После этого высказывания он делал надменный и торжественный вид, будто пытался поднять бокал красного вина за здравие всего человечества.
– Да что же вы всё никак не уймётесь со своей любовью? – вклинивался Двести двадцатый, отталкивая романтичного друга. – Люди привыкли сами себе портить жизнь. Вот, например, встречается им на пути большая сильная любовь. И как вы думаете, что они делают с ней? Заполняют её работой, бытовыми делами, весёлыми досугами, лишь бы вытащить из себя это чувство. Сначала создают, а потом душат в себе эту адскую боль, глушат её очередной дозой успокоительных, лечатся от любви, выплёвывают её из себя. А душа, которая создана по своей сути добродушной, любящей особой, предназначенной для высших чувств, практически рождена для этого, сопротивляется, грызёт изнутри, царапает рёбра.
– Я думаю, – отвечал взъерошенный Шестой своему собеседнику, – что ты сейчас говоришь о невзаимной любви.
– Нет, мой дорогой друг, – сопротивлялся Двести двадцатый, – Шестьсот первый прав, люди уж слишком глупые существа. Они готовы растоптать даже взаимные чувства, сжечь их на костре воспоминаний и потом всю жизнь бродить по их пепелищу.
– Я не думал, что люди способны отталкивать свою вторую половину, – возмущался Шестой. – Ради чего?
Недовольство его нарастало, и он пытался отвернуться от своих собеседников, небрежно взмахивая своей колючей тенью.
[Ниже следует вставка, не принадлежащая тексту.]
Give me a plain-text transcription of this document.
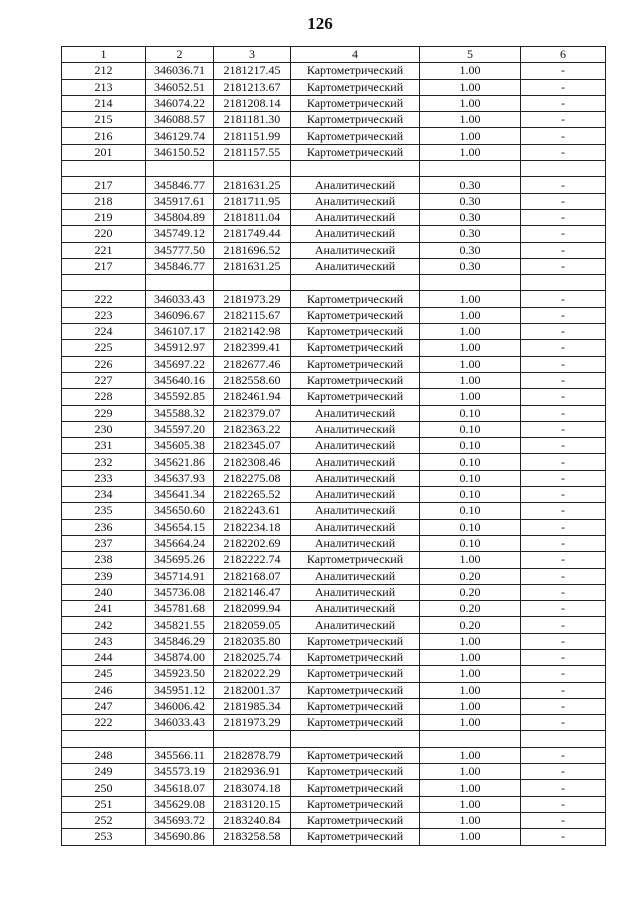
126
1	2	3	4	5	6
212	346036.71	2181217.45	Картометрический	1.00	-
213	346052.51	2181213.67	Картометрический	1.00	-
214	346074.22	2181208.14	Картометрический	1.00	-
215	346088.57	2181181.30	Картометрический	1.00	-
216	346129.74	2181151.99	Картометрический	1.00	-
201	346150.52	2181157.55	Картометрический	1.00	-

217	345846.77	2181631.25	Аналитический	0.30	-
218	345917.61	2181711.95	Аналитический	0.30	-
219	345804.89	2181811.04	Аналитический	0.30	-
220	345749.12	2181749.44	Аналитический	0.30	-
221	345777.50	2181696.52	Аналитический	0.30	-
217	345846.77	2181631.25	Аналитический	0.30	-

222	346033.43	2181973.29	Картометрический	1.00	-
223	346096.67	2182115.67	Картометрический	1.00	-
224	346107.17	2182142.98	Картометрический	1.00	-
225	345912.97	2182399.41	Картометрический	1.00	-
226	345697.22	2182677.46	Картометрический	1.00	-
227	345640.16	2182558.60	Картометрический	1.00	-
228	345592.85	2182461.94	Картометрический	1.00	-
229	345588.32	2182379.07	Аналитический	0.10	-
230	345597.20	2182363.22	Аналитический	0.10	-
231	345605.38	2182345.07	Аналитический	0.10	-
232	345621.86	2182308.46	Аналитический	0.10	-
233	345637.93	2182275.08	Аналитический	0.10	-
234	345641.34	2182265.52	Аналитический	0.10	-
235	345650.60	2182243.61	Аналитический	0.10	-
236	345654.15	2182234.18	Аналитический	0.10	-
237	345664.24	2182202.69	Аналитический	0.10	-
238	345695.26	2182222.74	Картометрический	1.00	-
239	345714.91	2182168.07	Аналитический	0.20	-
240	345736.08	2182146.47	Аналитический	0.20	-
241	345781.68	2182099.94	Аналитический	0.20	-
242	345821.55	2182059.05	Аналитический	0.20	-
243	345846.29	2182035.80	Картометрический	1.00	-
244	345874.00	2182025.74	Картометрический	1.00	-
245	345923.50	2182022.29	Картометрический	1.00	-
246	345951.12	2182001.37	Картометрический	1.00	-
247	346006.42	2181985.34	Картометрический	1.00	-
222	346033.43	2181973.29	Картометрический	1.00	-

248	345566.11	2182878.79	Картометрический	1.00	-
249	345573.19	2182936.91	Картометрический	1.00	-
250	345618.07	2183074.18	Картометрический	1.00	-
251	345629.08	2183120.15	Картометрический	1.00	-
252	345693.72	2183240.84	Картометрический	1.00	-
253	345690.86	2183258.58	Картометрический	1.00	-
– Ради своего будущего успеха, – смеялся Двести двадцатый, цепляясь за его недовольство. – Они считают, что, оттолкнув самое важное в своей жизни, смогут заполнить пустоту материальными ценностями: деньгами, украшениями, дорогими домами, служебными успехами. О, как же они глубоко заблуждаются на этот счёт. Ступив один раз в воронку смертельных чувств, не разгадав при этом её истинных намерений, они никогда не поймут смысла своей судьбы.
– Да и вообще, – перебивал его Шестьсот первый, пристально обращаясь к Шестому, – влюблённый человек, в первую очередь, думает о себе. Наверняка ты слышал о выражении «Я люблю тебя не за то, кто ты, а за то, кто я, когда я с тобой».
– Знакомое высказывание, – отвечал тот, пытаясь за секунду перелистнуть библиотеку своих воспоминаний.
– Габриэль Гарсиа Маркес, «Сто лет одиночества»! – с надменным видом заявлял он. – Прочитал на полке своего Четвёртого подопечного.